The issues confronting the Arctic Council have also grown – in number and significance – in reflection of the dramatic changes in the region. The warming Arctic climate in particular commands unprecedented attention, as governments, Arctic residents and civil society strive to understand and address the potentially profound consequences of climate change for the Arctic and the planet as a whole.


As the United States assumed the Chairmanship of the Council, we also recognized that climate change was not the only topic demanding attention. We created a Chairmanship theme (“One Arctic: Shared Opportunities, Challenges and Responsibilities”) to address the impacts of climate change as well as to promote Arctic Ocean safety, security and stewardship, and to improve economic and living conditions.

At the mid-point of our two-year Chairmanship, we have a better sense of what the Arctic Council has accomplished, and what remains to be done. To mention just a few initiatives:

  • The Circumpolar Local Environmental Observer network (CLEO) took a major step forward with the launch of the “LEO reporter” app, enhancing the ability of indigenous communities to share their observations of weather and environmental anomalies.
  • The “One Health” initiative completed a survey of some 450 participants in 14 countries, believed to be the largest ever survey of One Health awareness and practices at a regional level.
  • The Council developed a set of guidelines for the safe operation of unmanned aircraft systems in the Arctic, the first time such guidelines have been developed for any geographic region.
  • In follow-up to the Agreement on Cooperation on Arctic Marine Oil Pollution Preparedness and Response entering into force, which strengthened international cooperation in the event of an oil spill in the Arctic, the Arctic States have begun to implement the agreement through joint exercises.
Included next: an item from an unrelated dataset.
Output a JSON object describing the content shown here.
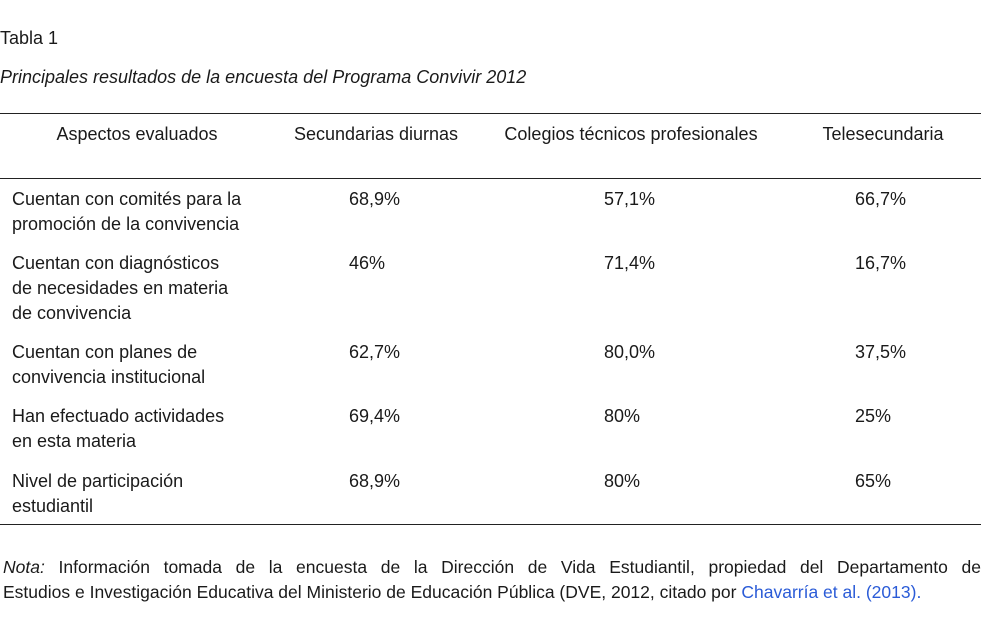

Looking ahead, the Arctic States expect to conclude a legally binding agreement to enhance scientific cooperation in the Arctic, to be signed by Arctic Ministers at the 10th Arctic Council Ministerial meeting on May 11, 2017 in Fairbanks, Alaska. Work also continues on a broad range of other initiatives including:

  • increasing local capacity for managing renewable resource microgrids;
  • tracking and mitigating black carbon and methane emissions;
  • assessing circumpolar telecommunications capacity;
  • evaluating the effectiveness of suicide interventions;
  • improving sewage treatment and local water delivery;
  • producing high-resolution digital elevation models of the Arctic;
  • building a network of Arctic marine protected areas;
  • broadening cooperation on Arctic Ocean issues; and
  • much more.

We have also strengthened the Council itself in a variety of ways. The Council adopted Communications and Outreach Guidelines, updated its Communications Strategy, and worked to raise Arctic awareness in the United States and other countries. We have made it easier to access Arctic Council documents and have improved the Arctic Council website. Perhaps most importantly, we have taken steps to improve Arctic Council cohesiveness, including in the ways the Council interacts with other international bodies.

I am particularly pleased with the work of the Council in relation to its many observers. We have found new ways to engage with observers. We have created an application form for those who seek observer status, as well as a new template for use by observers when submitting their regular reports. Finally, we will soon complete the first-ever review of observer participation.

The Council is also already looking beyond the U.S. Chairmanship. We are considering the development of a long-term Strategic Plan and are seeking to make Arctic Council financing more secure and predictable. We are considering whether the work of the Council should become more systematic and cross-cutting, including with respect to climate change and sustainable development. The United States and Finland have also begun the critical process of ensuring a smooth transition in chairmanships.

The United States has had the great honor of chairing Arctic Council for the second time. At the twenty year mark, this has been a dynamic and important period. We will do our best to finish with as much momentum as when our chairmanship began, and look forward to continuing to serve the Council as an active, constructive member in the future.